The Story Of The Yardbirds is a one-hour documentary chronicling the band's history in interviews with both lesser-known members like Chris Dreja, Paul Samwell Smith, and Jim McCarty as well as the more famous alumni like Clapton, Beck, and Page.
But what really makes this DVD a must-get are the rarely seen live performances. For starters, the extras include a 1967 German television broadcast (from a show called "Beat Beat Beat") where a young Jimmy Page is seen performing on songs like "Shapes Of Things," "Happenings Ten Years Time Ago," and "Over Under Sideways Down." For the finale of "I'm A Man," Page gives us a preview of the Led Zeppelin to come by whipping out his violin bow. Elsewhere in the film, Page is seen with the bow again on a pre-Zeppelin version of "Dazed And Confused."
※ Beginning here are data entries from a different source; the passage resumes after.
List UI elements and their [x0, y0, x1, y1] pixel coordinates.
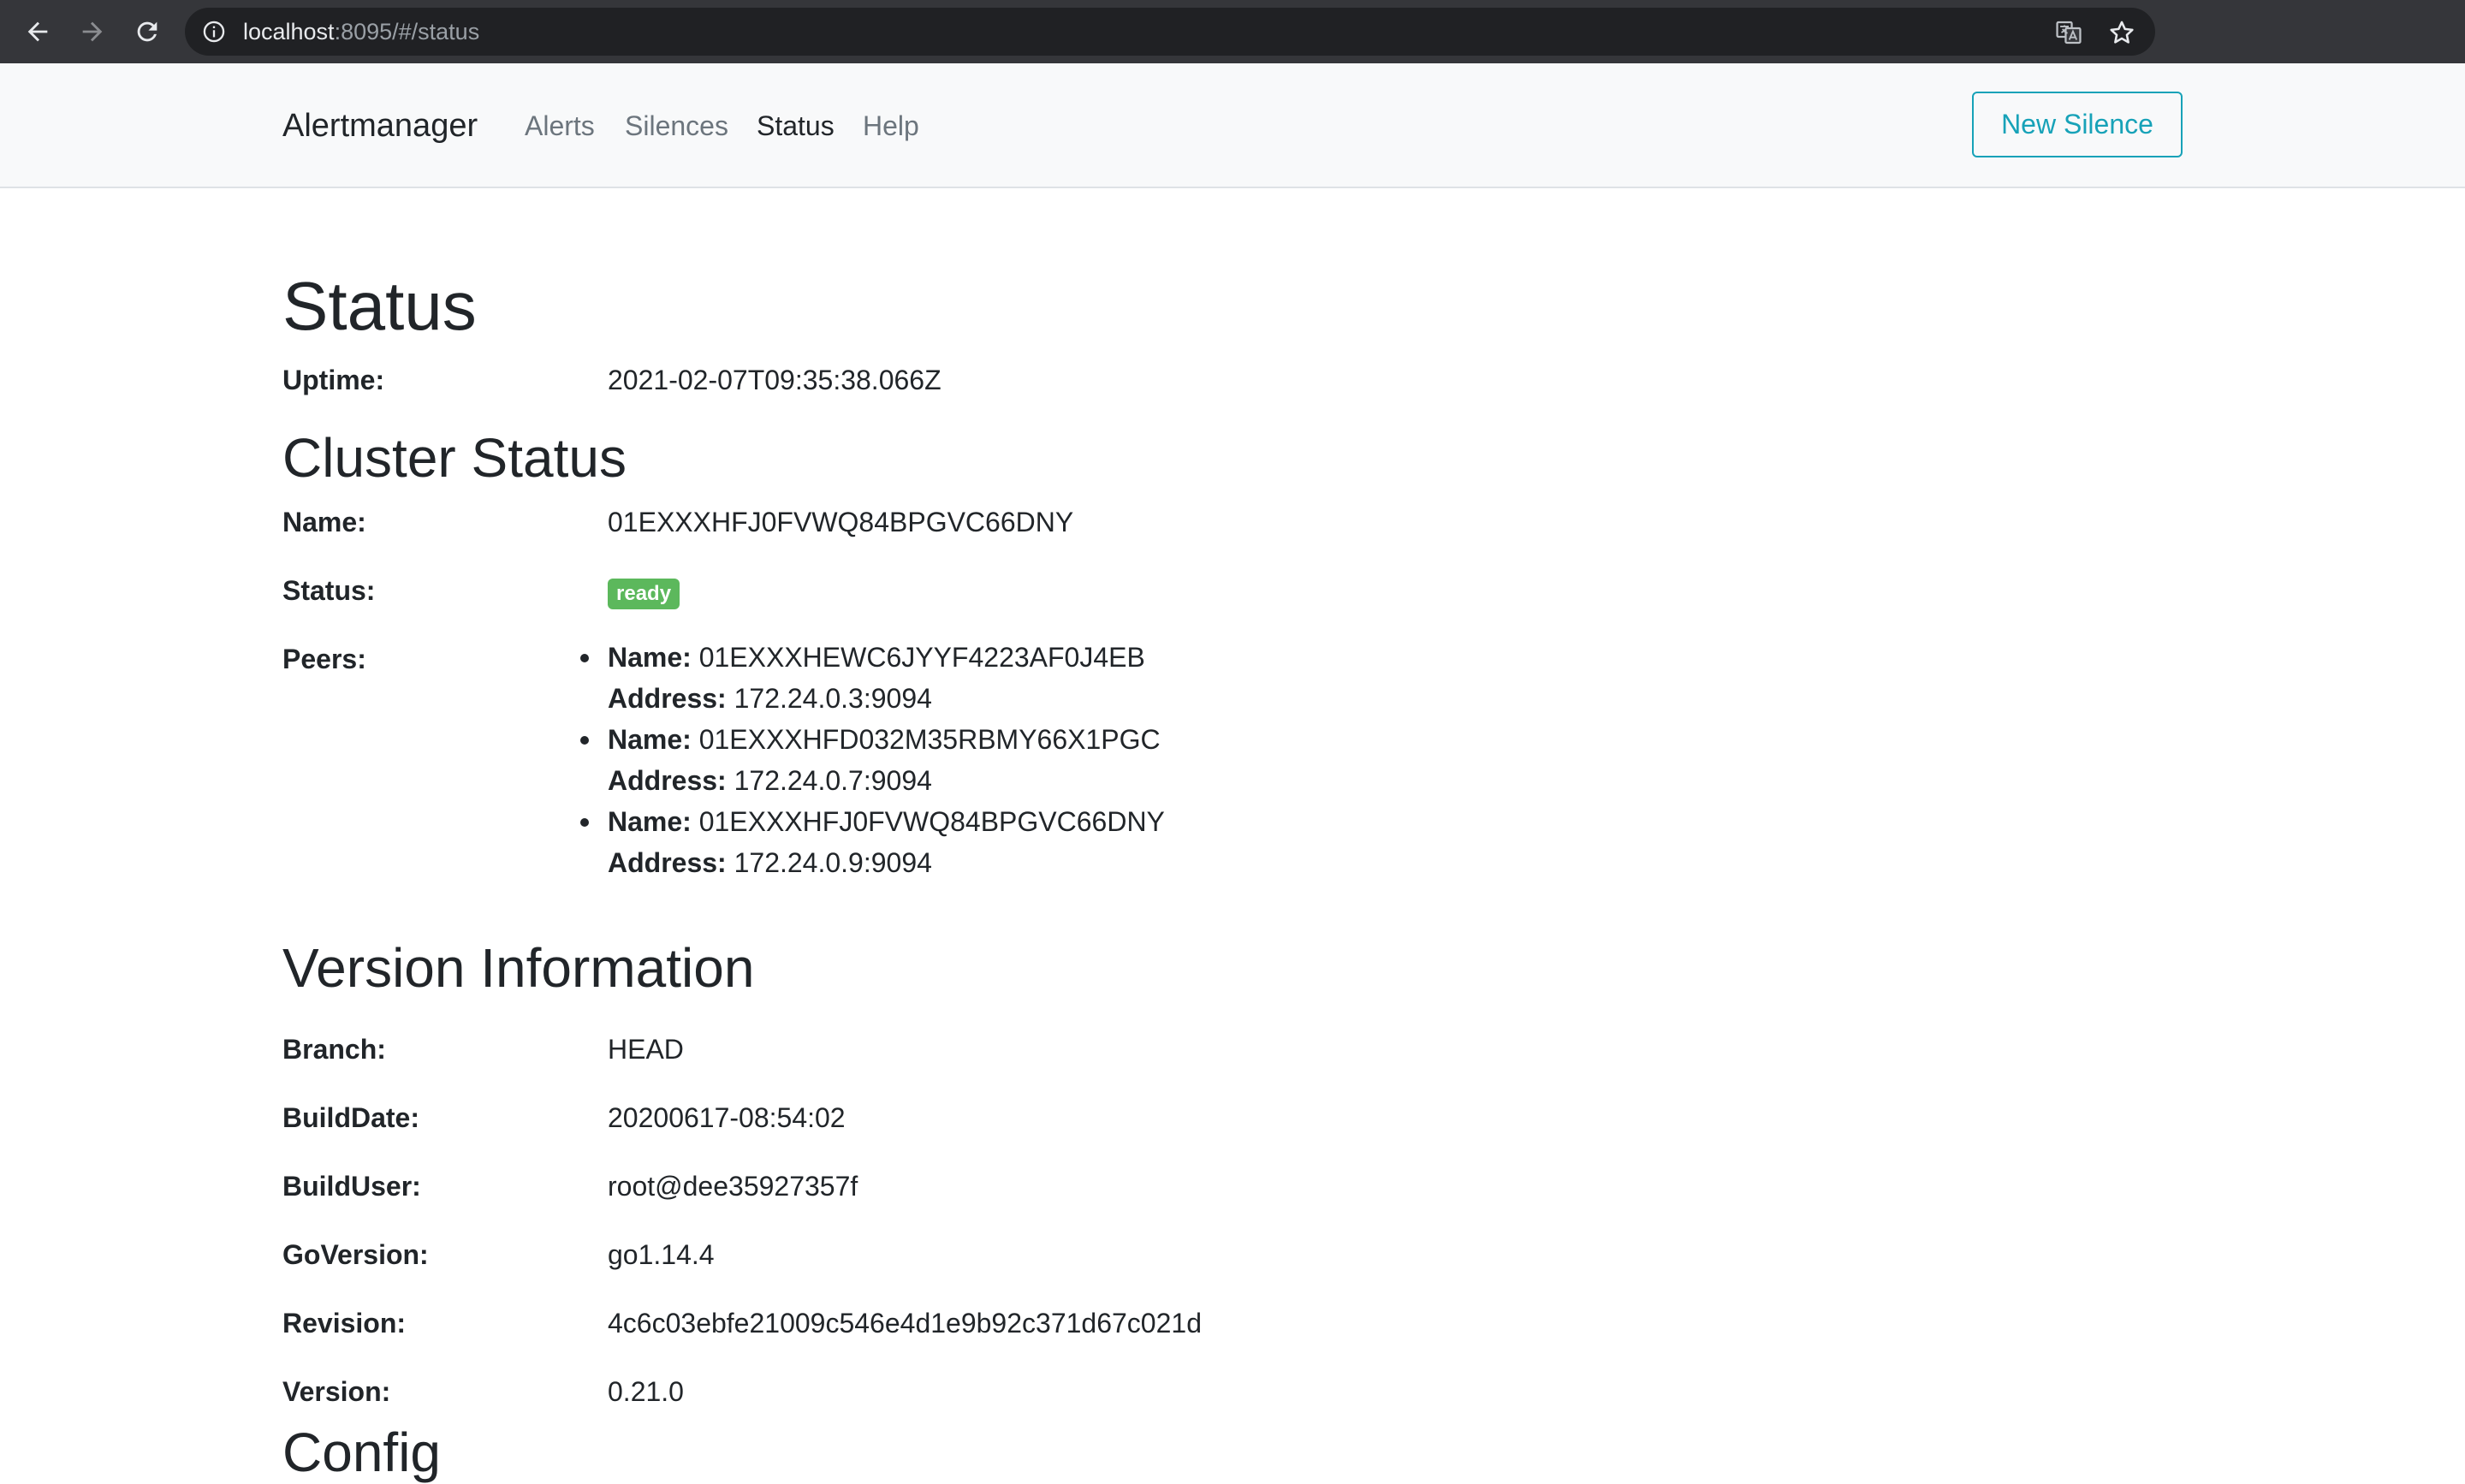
page-title: Status [282, 268, 477, 344]
address-bar[interactable]: localhost:8095/#/status [185, 8, 2155, 56]
nav-link-alerts[interactable]: Alerts [525, 63, 595, 188]
peer-item: Name: 01EXXXHEWC6JYYF4223AF0J4EB Address… [580, 637, 1165, 719]
nav-link-status[interactable]: Status [757, 63, 835, 188]
url-text[interactable]: localhost:8095/#/status [243, 8, 479, 56]
build-date-label: BuildDate: [282, 1102, 419, 1133]
go-version-value: go1.14.4 [608, 1239, 715, 1270]
version-label: Version: [282, 1376, 391, 1407]
peer-name-label: Name: [608, 724, 692, 755]
peer-address-value: 172.24.0.3:9094 [734, 683, 932, 714]
reload-icon [137, 21, 157, 42]
reload-button[interactable] [128, 13, 166, 50]
peer-address-label: Address: [608, 683, 727, 714]
status-page-content: Status Uptime: 2021-02-07T09:35:38.066Z … [282, 188, 2183, 1483]
forward-arrow-icon [82, 21, 103, 42]
branch-value: HEAD [608, 1034, 684, 1065]
bookmark-star-icon[interactable] [2107, 18, 2136, 47]
build-date-value: 20200617-08:54:02 [608, 1102, 846, 1133]
uptime-label: Uptime: [282, 365, 385, 395]
back-button[interactable] [19, 13, 56, 50]
info-icon[interactable] [202, 20, 226, 44]
peer-address-label: Address: [608, 765, 727, 796]
app-navbar: Alertmanager Alerts Silences Status Help… [0, 63, 2465, 188]
peer-address-value: 172.24.0.9:9094 [734, 847, 932, 878]
build-user-value: root@dee35927357f [608, 1171, 858, 1202]
uptime-value: 2021-02-07T09:35:38.066Z [608, 365, 941, 395]
peer-name-label: Name: [608, 806, 692, 837]
peer-item: Name: 01EXXXHFD032M35RBMY66X1PGC Address… [580, 719, 1165, 801]
version-value: 0.21.0 [608, 1376, 684, 1407]
back-arrow-icon [27, 21, 48, 42]
translate-icon[interactable] [2054, 18, 2083, 47]
peer-name-value: 01EXXXHFD032M35RBMY66X1PGC [698, 724, 1161, 755]
cluster-status-heading: Cluster Status [282, 427, 627, 489]
peer-address-value: 172.24.0.7:9094 [734, 765, 932, 796]
revision-value: 4c6c03ebfe21009c546e4d1e9b92c371d67c021d [608, 1308, 1202, 1339]
browser-toolbar: localhost:8095/#/status [0, 0, 2465, 63]
cluster-name-value: 01EXXXHFJ0FVWQ84BPGVC66DNY [608, 507, 1074, 537]
new-silence-button[interactable]: New Silence [1972, 92, 2183, 157]
config-heading: Config [282, 1422, 441, 1483]
brand-link[interactable]: Alertmanager [282, 63, 478, 188]
cluster-status-label: Status: [282, 575, 376, 606]
branch-label: Branch: [282, 1034, 386, 1065]
build-user-label: BuildUser: [282, 1171, 421, 1202]
cluster-name-label: Name: [282, 507, 366, 537]
peer-name-value: 01EXXXHEWC6JYYF4223AF0J4EB [698, 642, 1145, 673]
forward-button[interactable] [74, 13, 111, 50]
peer-name-label: Name: [608, 642, 692, 673]
url-path: :8095/#/status [334, 19, 480, 45]
version-information-heading: Version Information [282, 937, 755, 999]
peers-label: Peers: [282, 644, 366, 674]
go-version-label: GoVersion: [282, 1239, 429, 1270]
nav-link-silences[interactable]: Silences [625, 63, 728, 188]
peer-item: Name: 01EXXXHFJ0FVWQ84BPGVC66DNY Address… [580, 801, 1165, 883]
peer-address-label: Address: [608, 847, 727, 878]
status-badge: ready [608, 579, 680, 609]
nav-link-help[interactable]: Help [863, 63, 919, 188]
peer-name-value: 01EXXXHFJ0FVWQ84BPGVC66DNY [698, 806, 1165, 837]
revision-label: Revision: [282, 1308, 407, 1339]
peers-list: Name: 01EXXXHEWC6JYYF4223AF0J4EB Address… [580, 637, 1165, 883]
url-host: localhost [243, 19, 335, 45]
Earlier on, there is also plenty of live footage with both Clapton ("I Wish You Would") and Beck ("Still I'm Sad," "Heart Full Of Soul," "Train Kept A Rollin'," and more). The Beck footage is especially fun to watch for everything from the Go-Go dancers behind him to Beck destroying his guitar Pete Townshend style during a scene from the film Blow-up (which Beck himself describes as "crap…we were supposed to be the Who").
The footage from Blow-up is also one of the two rare pieces of film where you get to see the version of the Yardbirds with both Beck and Page on guitar (the other is a version of "Happenings Ten Years Time Ago" from 1966). In an interview, Page describes how he originally joined the Yardbirds to fill the shoes of departing bassist Paul Samwell Smith, but ended up playing guitar anyway. In another interview, Beck explains that sharing the guitarists slot with Page was one of the reasons he ended up leaving ("I wanted to be it," he says).
The rest of the live footage, even though filmed in the grainy sort of black and white of the Sixties, is equally great stuff. In one such scene, lead vocalist Keith Relf looks eerily like Brian Jones while performing "Heart Full Of Soul." Relf would later die in a tragic accident in 1976.
Although most of the Yardbirds story is already well known to music fans, it's still interesting to hear it re-told here from the "birds mouth" so to speak. Band members recall, for example, how Eric Clapton left the band shortly after they released the single "For Your Love," saying that Clapton wanted to do blues covers rather than make hit records. There are also interviews with former producers like Mickie Most, and managers like Peter Grant (who would later famously manage Led Zeppelin). Other interesting tidbits include how Jeff Beck got the guitar to sound like a sitar for "Over Under Sideways Down."
This is great stuff all the way around, but be forewarned. It is probably only for diehard fans of rock history, of the band itself, or of the famous guitarists the Yardbirds produced. The live footage is often stunning, just for the fact that any of it actually survived. But the sound and picture aren't always great simply because they are so dated. Otherwise, The Story Of The Yardbirds comes highly recommended.